First, I want to just say that my parents (Jello’s in-laws) have been supportive of his decision to transition. However, no matter how supportive they have been, I hadn’t expected this call.
About three nights ago I got a call from my father who was a bit tipsy. Whenever he is in that condition I am very aware of everything he says. Having grown up around him and a dozen bikers I knew that some of the most horrendous things could be said without thought (with much apologies the next morning).
He first confirmed with me that I might get a job that would require me to travel for training. It would require me to travel during the week down to the capitol and stay in a hotel for two months of training. Jello and I have already worked through this and accepted it might be needed.
I confirmed this to my father, and to my surprise I got a lecture from him. He lectured me that Jello would need me, and I better make sure if the job gets in the way that I quit that job and be there for my husband.
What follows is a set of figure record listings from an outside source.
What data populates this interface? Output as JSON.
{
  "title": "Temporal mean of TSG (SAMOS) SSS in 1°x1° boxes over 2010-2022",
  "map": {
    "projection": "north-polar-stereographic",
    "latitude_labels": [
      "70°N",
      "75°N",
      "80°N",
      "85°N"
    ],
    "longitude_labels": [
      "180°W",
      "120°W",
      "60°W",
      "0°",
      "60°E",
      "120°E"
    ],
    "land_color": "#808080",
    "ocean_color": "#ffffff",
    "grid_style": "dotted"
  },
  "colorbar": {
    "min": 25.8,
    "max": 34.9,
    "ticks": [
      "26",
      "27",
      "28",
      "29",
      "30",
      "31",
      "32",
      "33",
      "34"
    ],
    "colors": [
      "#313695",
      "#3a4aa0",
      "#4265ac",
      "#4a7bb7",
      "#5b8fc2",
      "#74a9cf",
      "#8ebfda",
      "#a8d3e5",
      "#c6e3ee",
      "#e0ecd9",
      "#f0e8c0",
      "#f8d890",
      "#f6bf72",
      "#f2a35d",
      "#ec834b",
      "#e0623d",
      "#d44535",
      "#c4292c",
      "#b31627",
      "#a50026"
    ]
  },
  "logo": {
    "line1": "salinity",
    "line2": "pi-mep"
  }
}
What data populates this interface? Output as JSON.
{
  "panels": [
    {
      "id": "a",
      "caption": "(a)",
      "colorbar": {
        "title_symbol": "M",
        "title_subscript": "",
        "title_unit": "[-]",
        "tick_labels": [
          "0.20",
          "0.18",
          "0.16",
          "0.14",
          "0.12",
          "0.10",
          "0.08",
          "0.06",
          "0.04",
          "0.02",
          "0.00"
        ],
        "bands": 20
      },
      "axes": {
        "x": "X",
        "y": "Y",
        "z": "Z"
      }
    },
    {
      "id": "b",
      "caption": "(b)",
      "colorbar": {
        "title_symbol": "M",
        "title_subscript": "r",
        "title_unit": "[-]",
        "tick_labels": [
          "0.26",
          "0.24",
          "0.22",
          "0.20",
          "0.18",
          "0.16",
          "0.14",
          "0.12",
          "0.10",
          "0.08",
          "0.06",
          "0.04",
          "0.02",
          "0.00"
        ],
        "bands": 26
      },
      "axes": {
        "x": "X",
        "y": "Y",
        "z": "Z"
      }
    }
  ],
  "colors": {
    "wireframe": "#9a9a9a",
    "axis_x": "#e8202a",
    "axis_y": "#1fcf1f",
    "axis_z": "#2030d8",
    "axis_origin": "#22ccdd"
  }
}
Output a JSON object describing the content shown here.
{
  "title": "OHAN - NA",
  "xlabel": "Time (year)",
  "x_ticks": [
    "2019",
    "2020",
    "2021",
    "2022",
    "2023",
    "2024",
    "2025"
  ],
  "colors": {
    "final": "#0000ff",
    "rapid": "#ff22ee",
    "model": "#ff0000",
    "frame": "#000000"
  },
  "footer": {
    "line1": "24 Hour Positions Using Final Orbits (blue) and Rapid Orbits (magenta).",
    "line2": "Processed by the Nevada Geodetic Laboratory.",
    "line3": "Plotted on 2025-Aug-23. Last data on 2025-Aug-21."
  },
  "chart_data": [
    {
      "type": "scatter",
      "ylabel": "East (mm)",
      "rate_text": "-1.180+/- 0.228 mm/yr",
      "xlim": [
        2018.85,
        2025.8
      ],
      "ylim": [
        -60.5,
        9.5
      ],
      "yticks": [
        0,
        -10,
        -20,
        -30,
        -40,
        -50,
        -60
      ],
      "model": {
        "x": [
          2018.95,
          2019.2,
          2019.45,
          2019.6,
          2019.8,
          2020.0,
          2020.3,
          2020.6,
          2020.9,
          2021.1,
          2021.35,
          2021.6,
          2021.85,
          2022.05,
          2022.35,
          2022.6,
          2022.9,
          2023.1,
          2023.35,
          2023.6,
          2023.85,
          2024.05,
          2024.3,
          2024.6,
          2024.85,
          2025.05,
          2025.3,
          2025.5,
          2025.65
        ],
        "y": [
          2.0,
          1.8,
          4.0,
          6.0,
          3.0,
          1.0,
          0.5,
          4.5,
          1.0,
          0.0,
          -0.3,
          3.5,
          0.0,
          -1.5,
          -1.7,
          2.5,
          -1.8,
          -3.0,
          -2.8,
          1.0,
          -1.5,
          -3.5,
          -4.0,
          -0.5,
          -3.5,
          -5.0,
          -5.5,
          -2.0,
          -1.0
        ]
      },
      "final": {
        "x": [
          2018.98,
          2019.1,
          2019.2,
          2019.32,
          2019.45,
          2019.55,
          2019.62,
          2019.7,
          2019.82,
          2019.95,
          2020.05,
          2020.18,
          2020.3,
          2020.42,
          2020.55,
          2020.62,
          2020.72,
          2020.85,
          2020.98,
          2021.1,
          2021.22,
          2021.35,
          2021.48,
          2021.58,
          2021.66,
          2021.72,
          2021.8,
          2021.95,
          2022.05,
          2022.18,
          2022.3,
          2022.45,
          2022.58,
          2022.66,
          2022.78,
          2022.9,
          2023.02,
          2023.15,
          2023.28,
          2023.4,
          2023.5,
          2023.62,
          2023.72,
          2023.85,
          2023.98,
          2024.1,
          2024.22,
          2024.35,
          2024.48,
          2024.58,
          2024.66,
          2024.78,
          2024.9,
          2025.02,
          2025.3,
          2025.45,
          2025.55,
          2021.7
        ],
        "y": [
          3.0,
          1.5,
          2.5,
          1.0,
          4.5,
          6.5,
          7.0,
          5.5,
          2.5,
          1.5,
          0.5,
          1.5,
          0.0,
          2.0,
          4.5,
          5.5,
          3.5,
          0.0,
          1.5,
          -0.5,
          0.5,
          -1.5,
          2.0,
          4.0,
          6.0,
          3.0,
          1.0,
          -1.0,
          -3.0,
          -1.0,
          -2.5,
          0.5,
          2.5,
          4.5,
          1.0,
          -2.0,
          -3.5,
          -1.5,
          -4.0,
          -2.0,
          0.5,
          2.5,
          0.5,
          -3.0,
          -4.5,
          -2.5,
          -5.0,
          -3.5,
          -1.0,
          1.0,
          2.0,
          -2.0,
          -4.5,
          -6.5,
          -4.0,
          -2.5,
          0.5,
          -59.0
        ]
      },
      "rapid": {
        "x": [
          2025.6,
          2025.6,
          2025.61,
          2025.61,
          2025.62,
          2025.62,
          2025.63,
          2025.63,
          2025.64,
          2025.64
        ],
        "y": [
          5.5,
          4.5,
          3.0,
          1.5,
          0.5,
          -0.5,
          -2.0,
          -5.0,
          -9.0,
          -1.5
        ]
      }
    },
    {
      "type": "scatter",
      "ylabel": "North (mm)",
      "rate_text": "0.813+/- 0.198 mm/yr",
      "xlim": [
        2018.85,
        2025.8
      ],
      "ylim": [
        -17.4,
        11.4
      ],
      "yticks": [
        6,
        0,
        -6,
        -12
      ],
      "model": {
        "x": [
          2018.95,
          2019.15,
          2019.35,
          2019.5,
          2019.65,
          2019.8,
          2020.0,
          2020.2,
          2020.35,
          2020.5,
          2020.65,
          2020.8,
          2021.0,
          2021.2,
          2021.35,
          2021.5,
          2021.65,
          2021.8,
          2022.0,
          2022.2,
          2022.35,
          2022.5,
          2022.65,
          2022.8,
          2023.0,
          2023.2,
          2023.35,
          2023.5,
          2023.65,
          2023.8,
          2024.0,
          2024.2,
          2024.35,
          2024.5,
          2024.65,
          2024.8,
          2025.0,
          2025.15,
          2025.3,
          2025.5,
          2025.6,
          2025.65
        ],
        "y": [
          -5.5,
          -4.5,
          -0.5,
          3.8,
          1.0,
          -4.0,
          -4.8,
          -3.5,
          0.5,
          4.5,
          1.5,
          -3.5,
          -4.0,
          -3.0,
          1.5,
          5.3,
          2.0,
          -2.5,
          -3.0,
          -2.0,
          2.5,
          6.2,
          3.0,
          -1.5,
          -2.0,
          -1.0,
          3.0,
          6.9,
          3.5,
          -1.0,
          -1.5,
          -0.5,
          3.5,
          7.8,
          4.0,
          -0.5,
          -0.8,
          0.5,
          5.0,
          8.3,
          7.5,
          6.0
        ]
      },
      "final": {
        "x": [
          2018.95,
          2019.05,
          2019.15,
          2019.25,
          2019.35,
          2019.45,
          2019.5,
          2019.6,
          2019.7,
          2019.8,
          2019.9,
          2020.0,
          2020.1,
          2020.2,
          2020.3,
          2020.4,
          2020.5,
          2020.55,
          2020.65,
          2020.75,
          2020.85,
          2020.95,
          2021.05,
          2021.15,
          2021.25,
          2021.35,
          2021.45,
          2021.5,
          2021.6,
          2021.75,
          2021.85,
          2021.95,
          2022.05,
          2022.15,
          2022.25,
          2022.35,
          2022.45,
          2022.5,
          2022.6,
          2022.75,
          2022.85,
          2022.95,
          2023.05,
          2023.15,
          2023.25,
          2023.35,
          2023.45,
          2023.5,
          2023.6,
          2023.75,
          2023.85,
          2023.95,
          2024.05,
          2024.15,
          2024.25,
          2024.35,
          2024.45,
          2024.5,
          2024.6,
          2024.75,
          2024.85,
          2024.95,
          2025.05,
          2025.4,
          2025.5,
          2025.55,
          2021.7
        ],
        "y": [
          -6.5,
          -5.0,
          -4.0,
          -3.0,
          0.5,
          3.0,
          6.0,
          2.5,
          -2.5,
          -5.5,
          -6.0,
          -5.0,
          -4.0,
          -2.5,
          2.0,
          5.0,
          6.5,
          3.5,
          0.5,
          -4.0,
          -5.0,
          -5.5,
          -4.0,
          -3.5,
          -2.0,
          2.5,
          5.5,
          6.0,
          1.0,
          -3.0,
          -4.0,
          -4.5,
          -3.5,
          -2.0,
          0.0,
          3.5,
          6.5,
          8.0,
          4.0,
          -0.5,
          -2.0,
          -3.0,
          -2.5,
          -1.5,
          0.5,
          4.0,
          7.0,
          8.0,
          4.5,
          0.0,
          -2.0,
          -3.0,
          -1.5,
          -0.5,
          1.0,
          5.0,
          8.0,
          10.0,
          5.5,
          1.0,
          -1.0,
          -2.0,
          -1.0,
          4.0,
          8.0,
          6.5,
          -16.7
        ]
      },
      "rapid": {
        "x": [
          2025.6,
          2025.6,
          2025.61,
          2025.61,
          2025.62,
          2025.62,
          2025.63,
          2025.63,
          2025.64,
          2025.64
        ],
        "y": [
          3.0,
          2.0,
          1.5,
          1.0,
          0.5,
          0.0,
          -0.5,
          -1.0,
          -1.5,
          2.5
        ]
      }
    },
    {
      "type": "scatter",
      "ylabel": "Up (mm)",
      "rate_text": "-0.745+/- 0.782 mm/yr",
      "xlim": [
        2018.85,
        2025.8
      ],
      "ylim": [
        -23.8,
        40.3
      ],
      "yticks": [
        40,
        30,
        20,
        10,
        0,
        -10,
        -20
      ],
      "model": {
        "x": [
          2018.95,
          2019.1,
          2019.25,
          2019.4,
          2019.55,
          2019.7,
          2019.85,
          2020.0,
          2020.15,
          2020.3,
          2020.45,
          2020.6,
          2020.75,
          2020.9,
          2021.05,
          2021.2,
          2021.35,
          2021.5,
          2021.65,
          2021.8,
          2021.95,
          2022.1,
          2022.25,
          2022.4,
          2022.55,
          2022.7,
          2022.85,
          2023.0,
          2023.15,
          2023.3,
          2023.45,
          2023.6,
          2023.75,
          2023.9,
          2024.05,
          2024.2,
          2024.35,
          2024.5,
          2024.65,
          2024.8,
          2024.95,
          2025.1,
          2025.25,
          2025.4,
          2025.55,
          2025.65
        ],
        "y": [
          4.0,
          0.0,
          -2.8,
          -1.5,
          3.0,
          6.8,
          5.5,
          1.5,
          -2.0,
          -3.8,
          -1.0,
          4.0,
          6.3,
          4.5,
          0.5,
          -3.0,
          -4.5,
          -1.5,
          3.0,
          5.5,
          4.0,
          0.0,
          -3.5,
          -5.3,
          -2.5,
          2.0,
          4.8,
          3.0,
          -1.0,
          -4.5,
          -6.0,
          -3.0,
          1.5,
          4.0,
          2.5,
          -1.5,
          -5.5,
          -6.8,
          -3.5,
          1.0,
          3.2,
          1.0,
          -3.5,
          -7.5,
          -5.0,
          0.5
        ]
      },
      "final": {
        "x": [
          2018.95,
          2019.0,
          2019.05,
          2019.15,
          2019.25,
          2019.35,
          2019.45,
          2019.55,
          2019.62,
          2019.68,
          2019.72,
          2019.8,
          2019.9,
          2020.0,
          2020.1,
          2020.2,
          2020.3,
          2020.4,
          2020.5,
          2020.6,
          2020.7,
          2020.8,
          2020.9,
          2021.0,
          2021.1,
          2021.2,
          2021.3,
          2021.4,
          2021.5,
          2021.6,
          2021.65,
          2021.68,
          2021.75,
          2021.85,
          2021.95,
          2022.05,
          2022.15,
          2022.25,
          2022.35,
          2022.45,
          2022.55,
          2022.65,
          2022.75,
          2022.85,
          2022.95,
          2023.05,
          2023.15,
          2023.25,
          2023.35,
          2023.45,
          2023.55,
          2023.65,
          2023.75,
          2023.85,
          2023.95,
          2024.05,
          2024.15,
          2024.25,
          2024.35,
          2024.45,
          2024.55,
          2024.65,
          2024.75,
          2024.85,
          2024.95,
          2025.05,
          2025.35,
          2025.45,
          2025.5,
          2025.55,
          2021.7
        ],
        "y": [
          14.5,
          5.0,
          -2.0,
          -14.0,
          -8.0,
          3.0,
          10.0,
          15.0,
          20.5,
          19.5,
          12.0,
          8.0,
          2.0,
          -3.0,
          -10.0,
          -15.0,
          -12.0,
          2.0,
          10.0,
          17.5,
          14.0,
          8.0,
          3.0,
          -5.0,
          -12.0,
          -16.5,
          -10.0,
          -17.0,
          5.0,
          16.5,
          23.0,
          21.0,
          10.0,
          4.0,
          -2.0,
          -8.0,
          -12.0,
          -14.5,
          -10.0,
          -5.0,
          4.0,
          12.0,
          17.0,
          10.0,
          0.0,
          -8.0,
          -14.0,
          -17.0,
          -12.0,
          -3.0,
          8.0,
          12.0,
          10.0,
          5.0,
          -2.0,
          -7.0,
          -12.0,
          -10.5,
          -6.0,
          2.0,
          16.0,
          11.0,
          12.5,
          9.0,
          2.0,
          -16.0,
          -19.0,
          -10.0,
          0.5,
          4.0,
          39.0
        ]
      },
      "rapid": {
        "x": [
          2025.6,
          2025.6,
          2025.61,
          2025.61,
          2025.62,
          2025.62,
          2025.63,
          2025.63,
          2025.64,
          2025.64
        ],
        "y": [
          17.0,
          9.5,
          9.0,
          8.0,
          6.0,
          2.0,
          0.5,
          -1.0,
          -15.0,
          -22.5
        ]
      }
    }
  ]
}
He then reiterated it several times, and then wished me a good night. He politely hung up, leaving me stunned.
I sat there stunned for a few seconds, Jello asked me if anything was wrong and I told him what happened. I swear his jaw dropped like a cartoon character’s jaw would. We both recovered quickly and recounted how unexpected that was. We both knew my father loved Jello, but the quickness they accepted and his firm belief I need to be there for Jello was unexpected.
My family has a lot of problems, but evidently support for a transitioning spouse is not one of them.